Disinformation isn't about truth. It's about speculation.
The International Common Law Court of Justice has found Canadian Prime Minster Justin Trudeau guilty of tyranny and crimes against humanity. A warrant has been served, granting members of the public the power to arrest and enforce. The warrant’s factual deficit seems hardly worth disputing, but the fake warrant helps to open a wider discussion into the future of communication studies “after disinformation.” What comes after disinformation studies? Speculation, or rather a serious consideration of communication as a speculative art.
Our turn to speculation comes as we think through a difficult moment in national and international studies of disinformation-fueled alt-rights and far-rights. Though the events of January 6, 2022 might be more familiar to American audiences, Canada is similarly coming to terms with the nation-wide Freedom Convoy protests that brought the national capital to a standstill for nearly a month. In January 2022, a loose movement of protestors opposed to vaccine mandates and the leadership of Justin Trudeau occupied the street in front of Canada as well as other sites in Canada (Austen & Isai, 2022). Our provocation questions the movement’s success in spite of its communications, like the warrant, being labelled disinformation.
Our interest in thinking after disinformation begins with acknowledging the limits of disinformation to address our political moment, either in Canada or abroad.
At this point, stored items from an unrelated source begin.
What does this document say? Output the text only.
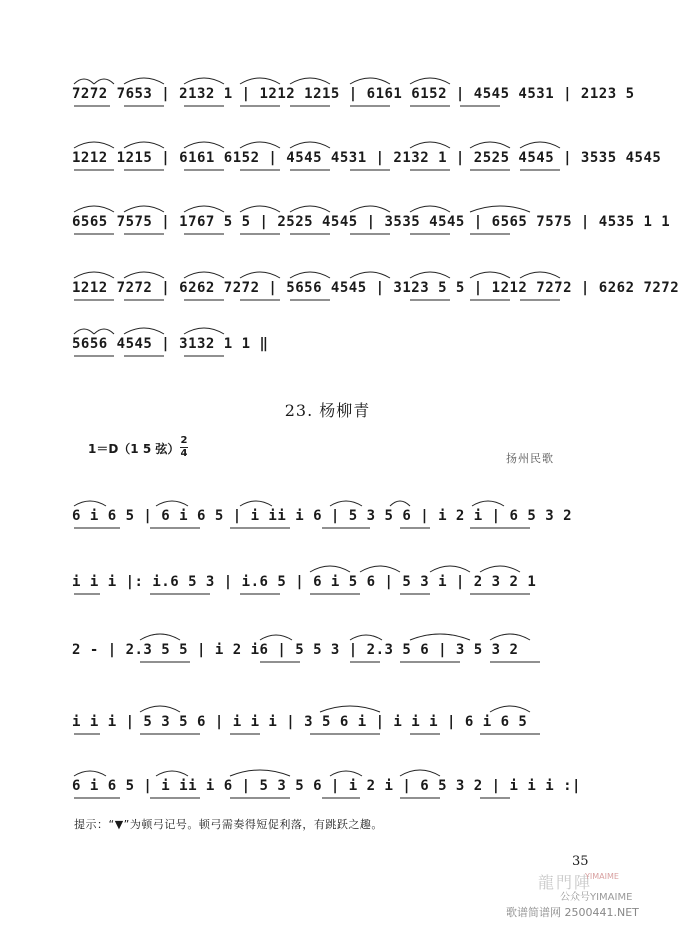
7272 7653 | 2132 1 | 1212 1215 | 6161 6152 | 4545 4531 | 2123 5
1212 1215 | 6161 6152 | 4545 4531 | 2132 1 | 2525 4545 | 3535 4545
6565 7575 | 1767 5 5 | 2525 4545 | 3535 4545 | 6565 7575 | 4535 1 1
1212 7272 | 6262 7272 | 5656 4545 | 3123 5 5 | 1212 7272 | 6262 7272
5656 4545 | 3132 1 1 ‖
23. 杨柳青
1＝D（1 5 弦）
2
4	扬州民歌
6 i 6 5 | 6 i 6 5 | i ii i 6 | 5 3 5 6 | i 2 i | 6 5 3 2
i i i |: i.6 5 3 | i.6 5 | 6 i 5 6 | 5 3 i | 2 3 2 1
2 - | 2.3 5 5 | i 2 i6 | 5 5 3 | 2.3 5 6 | 3 5 3 2
i i i | 5 3 5 6 | i i i | 3 5 6 i | i i i | 6 i 6 5
6 i 6 5 | i ii i 6 | 5 3 5 6 | i 2 i | 6 5 3 2 | i i i :|
提示：“▼”为顿弓记号。顿弓需奏得短促利落，有跳跃之趣。
35
龍門陣
YIMAIME
公众号YIMAIME
歌谱简谱网 2500441.NET
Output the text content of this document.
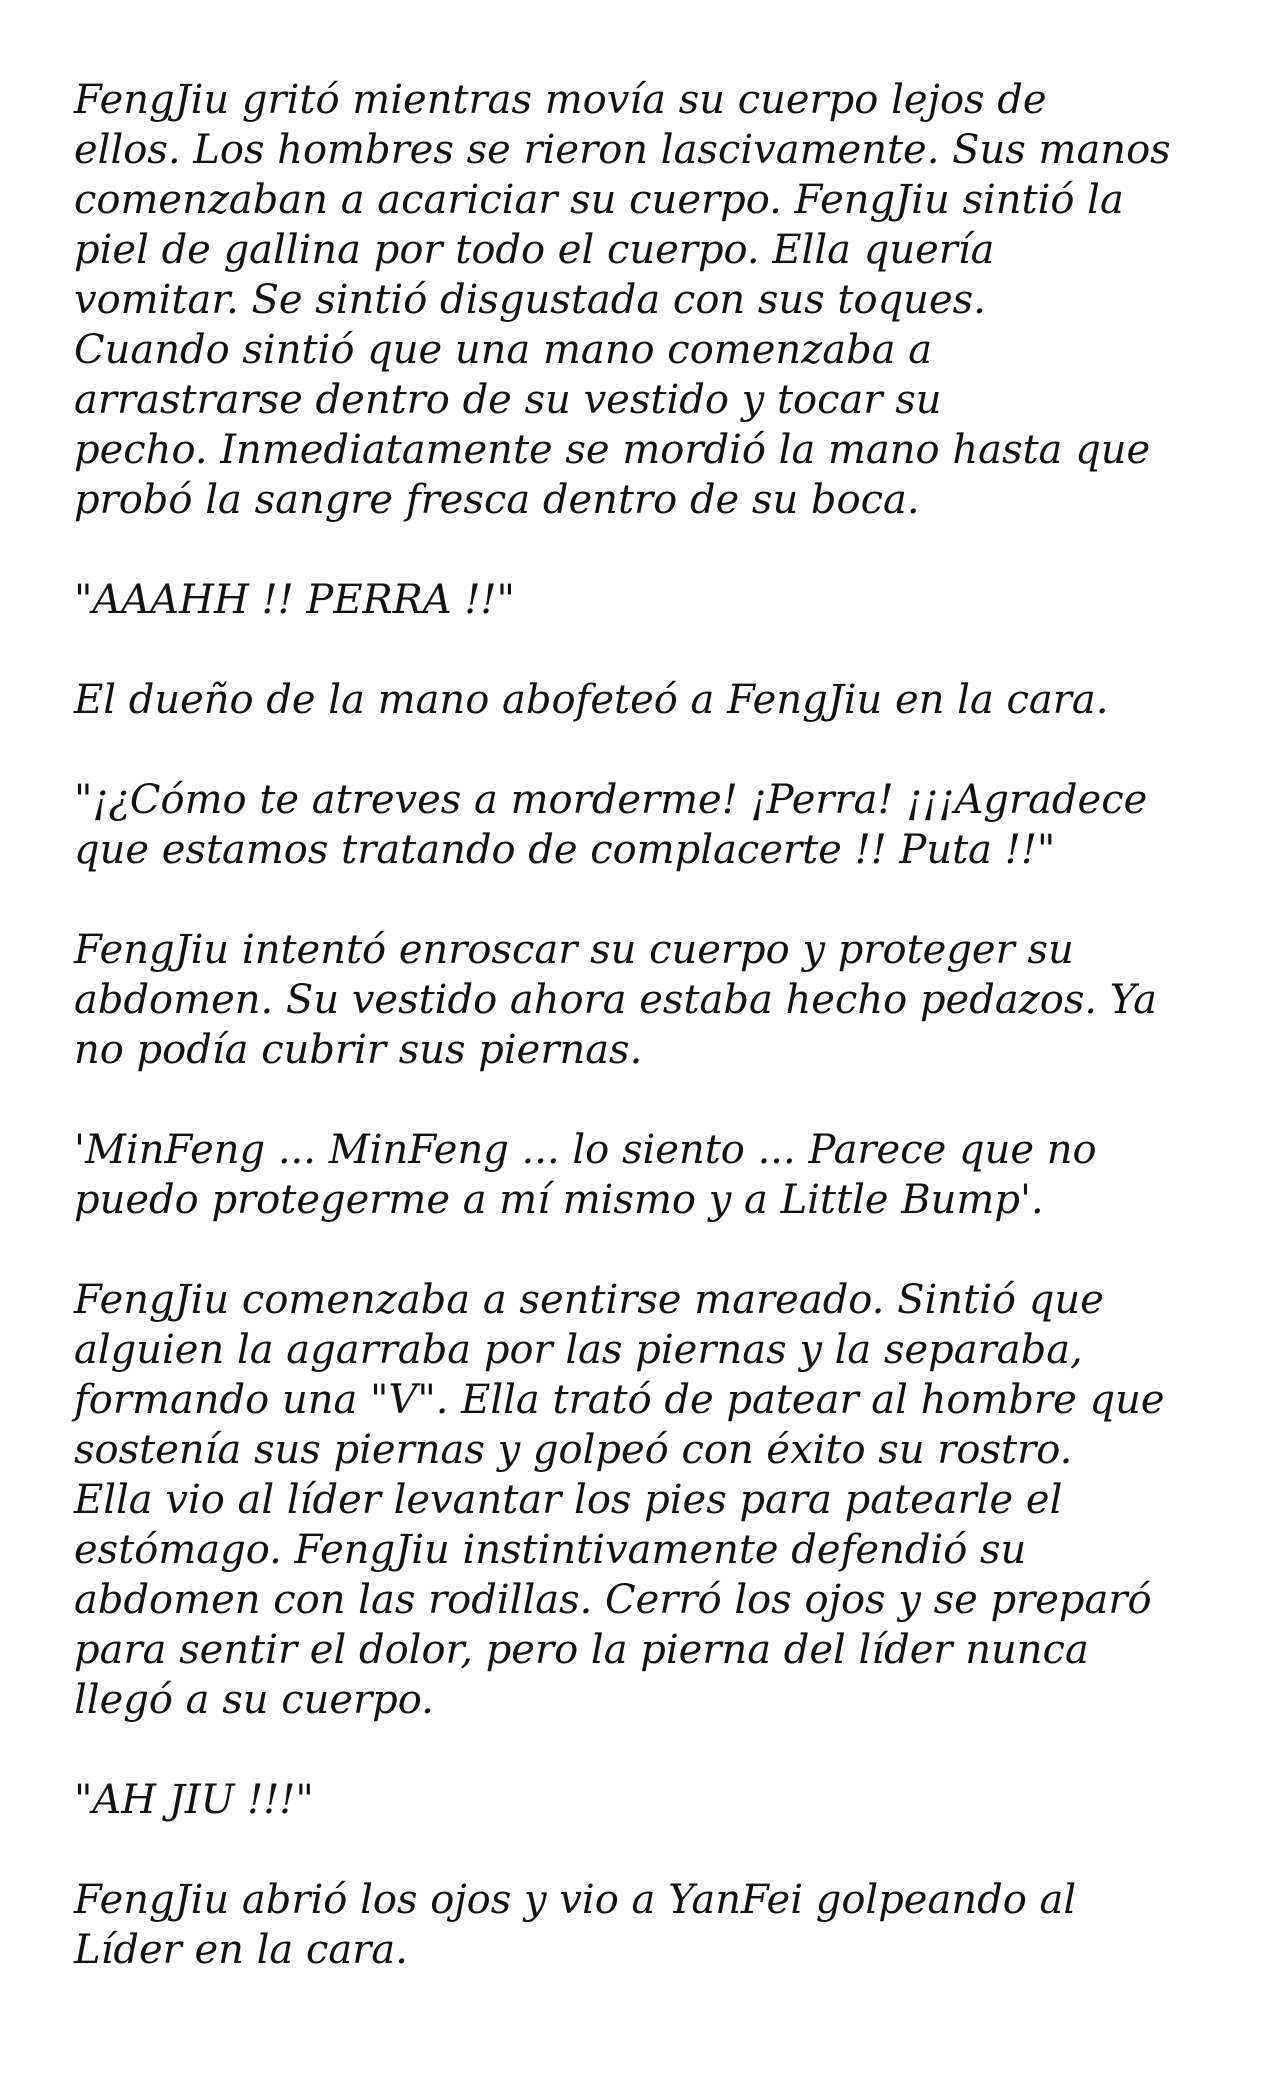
FengJiu gritó mientras movía su cuerpo lejos de
ellos. Los hombres se rieron lascivamente. Sus manos
comenzaban a acariciar su cuerpo. FengJiu sintió la
piel de gallina por todo el cuerpo. Ella quería
vomitar. Se sintió disgustada con sus toques.
Cuando sintió que una mano comenzaba a
arrastrarse dentro de su vestido y tocar su
pecho. Inmediatamente se mordió la mano hasta que
probó la sangre fresca dentro de su boca.
"AAAHH !! PERRA !!"
El dueño de la mano abofeteó a FengJiu en la cara.
"¡¿Cómo te atreves a morderme! ¡Perra! ¡¡¡Agradece
que estamos tratando de complacerte !! Puta !!"
FengJiu intentó enroscar su cuerpo y proteger su
abdomen. Su vestido ahora estaba hecho pedazos. Ya
no podía cubrir sus piernas.
'MinFeng ... MinFeng ... lo siento ... Parece que no
puedo protegerme a mí mismo y a Little Bump'.
FengJiu comenzaba a sentirse mareado. Sintió que
alguien la agarraba por las piernas y la separaba,
formando una "V". Ella trató de patear al hombre que
sostenía sus piernas y golpeó con éxito su rostro.
Ella vio al líder levantar los pies para patearle el
estómago. FengJiu instintivamente defendió su
abdomen con las rodillas. Cerró los ojos y se preparó
para sentir el dolor, pero la pierna del líder nunca
llegó a su cuerpo.
"AH JIU !!!"
FengJiu abrió los ojos y vio a YanFei golpeando al
Líder en la cara.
The convoy’s authenticity was always in question. Despite outwardly positioning itself as a call to end vaccine mandates, the organizers of the Freedom Convoy had close ties to the far-right (PressProgress, 2022). Bouncy castles and street parties might have hidden the jagged edges of an armed and confrontational national movement. Even the idea of a “grassroots” convoy was in doubt as similar tactics in Australia have been cited as examples of faked populism, or astroturfing (Wear, 2014).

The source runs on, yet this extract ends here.